If you are planning on getting married and you have accumulated a significant amount of property or savings, you might be wondering if a prenup is a wise move. A prenup, or prenuptial agreement, can provide you and your spouse-to-be with a clear picture of what will happen to your property and finances should the two of you split in the years to come.
California follows the Uniform Premarital Agreement Act (UPAA), which was signed into law in 1986. The law states that written prenuptial agreements that are signed by both parties will become active the moment the couple marries. The agreement will establish guidelines regarding the couple’s present and future property rights, and any other matters related to the union.
One thing a prenuptial agreement cannot cover is a child’s right to support, nor can a prenup remove the court’s power to control child custody and visitation following marriage dissolution.
The principles of a prenup closely follow those of contract law, which means that all agreements must have valid consent. This means that the party signing must have the mental ability to consent to the agreement, and the consent cannot be the result of fraud or undue influence. Nor can a prenup be signed by mistake.
Do You Have a Significant Amount of Property and Plan to Get Married? Prenup Could Be a Wise Move for You.
There have been amendments to the UPAA in recent years that have affected the powers of a prenup. For example, a prenuptial agreement can be enforced against a spouse only if the spouse has received complete information about all property and finances belonging to the other spouse before signing the agreement.
The signing spouse must also have had at least seven days between first receiving the document and signing it. The reasoning behind this aspect of the law is to give the person adequate time to consult with a qualified family law attorney.
The spouse signing must be represented by a separate attorney as the other spouse when signing the agreement, unless the spouse received information in writing about all terms and effects of the agreement, including all rights and obligations the agreement would nullify. Either that, or the spouse must have signed a separate document acknowledging receipt of such information and identified the person who provided said information, and expressly waived the right to an attorney.
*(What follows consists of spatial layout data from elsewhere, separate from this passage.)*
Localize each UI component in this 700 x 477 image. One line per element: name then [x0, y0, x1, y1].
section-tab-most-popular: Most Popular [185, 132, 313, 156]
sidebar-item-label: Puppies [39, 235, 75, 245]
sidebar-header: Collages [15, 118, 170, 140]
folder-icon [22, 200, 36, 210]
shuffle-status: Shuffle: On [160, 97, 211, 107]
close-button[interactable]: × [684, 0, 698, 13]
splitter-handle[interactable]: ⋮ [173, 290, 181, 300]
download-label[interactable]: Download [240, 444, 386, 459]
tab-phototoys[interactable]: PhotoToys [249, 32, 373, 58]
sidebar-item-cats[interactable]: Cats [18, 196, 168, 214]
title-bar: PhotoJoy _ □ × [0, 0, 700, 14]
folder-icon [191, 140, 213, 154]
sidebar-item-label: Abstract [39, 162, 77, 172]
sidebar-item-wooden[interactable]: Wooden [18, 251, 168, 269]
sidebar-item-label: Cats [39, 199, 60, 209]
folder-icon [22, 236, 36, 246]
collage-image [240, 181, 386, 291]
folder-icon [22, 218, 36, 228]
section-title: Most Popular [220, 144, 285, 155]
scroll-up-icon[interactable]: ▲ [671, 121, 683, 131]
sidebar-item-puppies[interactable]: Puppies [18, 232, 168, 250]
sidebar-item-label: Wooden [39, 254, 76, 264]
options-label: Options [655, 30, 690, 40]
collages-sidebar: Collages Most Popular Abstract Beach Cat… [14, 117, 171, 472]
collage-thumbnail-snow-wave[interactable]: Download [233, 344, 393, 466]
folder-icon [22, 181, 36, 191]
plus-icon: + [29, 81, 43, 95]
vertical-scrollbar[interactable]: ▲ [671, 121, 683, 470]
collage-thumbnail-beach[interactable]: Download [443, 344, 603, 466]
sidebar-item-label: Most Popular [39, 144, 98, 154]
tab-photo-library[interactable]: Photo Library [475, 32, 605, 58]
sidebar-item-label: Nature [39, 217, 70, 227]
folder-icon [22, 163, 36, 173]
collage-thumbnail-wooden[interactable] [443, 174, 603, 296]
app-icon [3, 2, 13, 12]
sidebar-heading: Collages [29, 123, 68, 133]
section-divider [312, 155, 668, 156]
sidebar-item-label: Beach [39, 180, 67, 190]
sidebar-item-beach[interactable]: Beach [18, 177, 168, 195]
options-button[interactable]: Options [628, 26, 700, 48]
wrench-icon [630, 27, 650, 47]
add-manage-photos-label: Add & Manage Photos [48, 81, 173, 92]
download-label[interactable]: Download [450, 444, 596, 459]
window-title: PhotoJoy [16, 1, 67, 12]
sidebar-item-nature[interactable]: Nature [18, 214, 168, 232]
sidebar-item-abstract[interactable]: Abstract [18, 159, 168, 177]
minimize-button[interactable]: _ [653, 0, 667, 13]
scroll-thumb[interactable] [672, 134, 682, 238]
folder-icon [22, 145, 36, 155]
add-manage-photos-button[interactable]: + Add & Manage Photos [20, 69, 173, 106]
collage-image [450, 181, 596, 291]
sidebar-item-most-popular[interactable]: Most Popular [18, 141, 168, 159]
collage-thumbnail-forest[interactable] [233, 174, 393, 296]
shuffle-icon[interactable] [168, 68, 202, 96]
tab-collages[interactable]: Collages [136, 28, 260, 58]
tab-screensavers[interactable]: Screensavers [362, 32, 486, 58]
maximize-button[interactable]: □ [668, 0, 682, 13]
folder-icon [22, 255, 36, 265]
It should be noted that, even if all the above terms are satisfied, unless the spouse who signed the agreement was represented by an attorney, any provision of the agreement affecting rights to future alimony payments will not be enforceable under the law.
What Can a Prenup Include?
As long as the above requirements are met, you as a couple can agree to modify or give up rights to spousal support in the event of divorce. This can be the case as long as the result is not unfair or “unconscionable” at the time of enforcement.
For example, if the situation is extreme, as in one spouse would be forced to go on welfare while the other lived comfortably, the court probably wouldn’t uphold the agreement.
Courts typically only allow couples to waive spousal support when the two are of equal education and intelligence, and both are self-sufficient in property and earnings at the time the agreement is signed.
A prenup can also change the nature of separate or community property. If one spouse owned the house the couple moved into before marriage, for example, a prenup could allow the home to be community property in the event of divorce. Normally, if one spouse owned the home pre-marriage, that spouse would retain sole ownership upon divorce.
Other terms can include inheritance rights and provisions in a will or trust, as long as the terms of the prenup in no way affect the support rights of minor children.
With so many technicalities and room for error, it is advisable that you speak to an experienced family lawyer before considering or signing a prenuptial agreement.